My own belief is that the PCism rife today has simply put a smooth, gloss finish over some of the uglier aspects of humanity. The discussion of racism, sexism, ageism…in fact all the ‘isms’ has been rendered taboo in polite society but that doesn’t mean they’ve disappeared. PC is simply a veneer. Scratch beneath this surface coating and you’ll find that bigotry, prejudice and narrow-mindedness are still alive and well … even flourishing. Homophobia: Check (Hurricane Katrina was God’s punishment for a gay pride march through New Orleans); Fascism: Check (the European fascist parties are thriving); Religious Fundamentalism: Check (the Twin Towers) … the list goes on.

Karl Marx (who makes a cameo appearance in The Demi-Monde: Summer) observed that history repeats itself, first as tragedy, second as farce. I’m hoping that the DM brings a little farce into the consideration of history and gives me a chance as a writer is to kick a few rocks over to have a look at the vermin squirming happily around in the shadows, waiting for an opportunity to have their turn in the sun. And in times of political and economic upheaval they flourish: the Russian revolution spawned Communism, the depression of the 30’s bred Fascism and now the world is facing fresh challenges. Chaos breeds extremism. These are the warnings from history: the problem is that studying history isn’t terribly popular anymore. So it seemed timely to remind people of how horribly plausible but ultimately fatuous some of these belief systems and their proponents actually are.

Tell me about Aleister Crowley. He was a complicated fellow, historically speaking, and scholars have had a hard time parsing fact from fiction. How did you first come across Crowley? How did you choose what to include and what to leave on the cutting room floor?

I first encountered Crowley through the Dennis Wheatley novels about Satanism and the occult, and when I was picking ‘Religious Singularities’ for inclusion in the DM, Crowley was a snap – how could I resist a man once described as ‘the wickedest man in all the world’. But you are quite correct, Crowley the man is hard to pin down simply because much of what is known about him is Crowley-inspired fabrication: this was a man determined to be his own press-agent. The one enduring impression I came away with from my research was a feeling of how weak the man was … that he never really had the courage to be as mad or bad as his propaganda suggested. And it is this weakness that I’ve tried to portray as the DM series unfolds.

As to what I left on the cutting-room floor, the answer is lots. The original Winter was a third longer than the one that reached publication. Maybe one day …

I know that this is the first book in a series. When can we expect the next one?
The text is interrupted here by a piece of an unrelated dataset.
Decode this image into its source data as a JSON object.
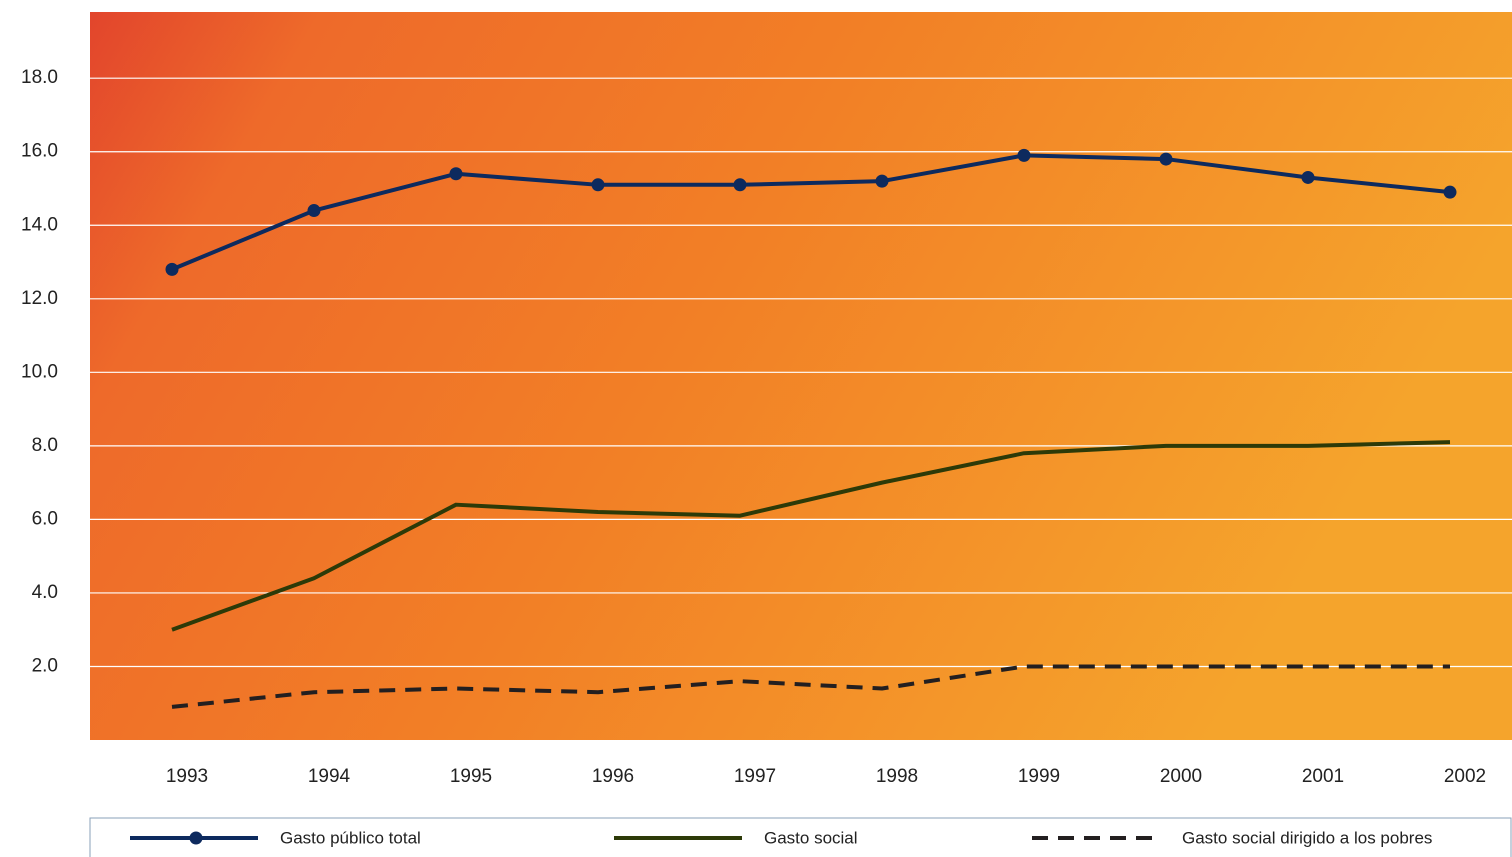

I understand that the second book in the series, The Demi-Monde: Spring, is coming out in the US at the end of 2012. Most of the action of Spring takes place in the hedonistic Quartier Chaud (the Franco-Venetian Sector of the Demi-Monde) where Robespierre and the Marquis de Sade are the Singularities making life miserable for Norma and Ella. It’s the book where the underlying duality of the Demi-Monde universe becomes more apparent. This is the blurb I wrote for the book:

The shadows grow ever darker across the Demi-Monde. And as the soldiers of Heydrich’s ForthRight goose-step into Paris and the ancient evil that is Lilith is awoken, it falls to Norma Williams to lead the resistance.

Lost in the virtual nightmare that is the Demi-Monde she must come to terms with these terrible responsibilities and with the knowledge that those she thought were her friends are now her enemies. To triumph in this surreal cyber-world she must be more than she ever believed she could be … or perish.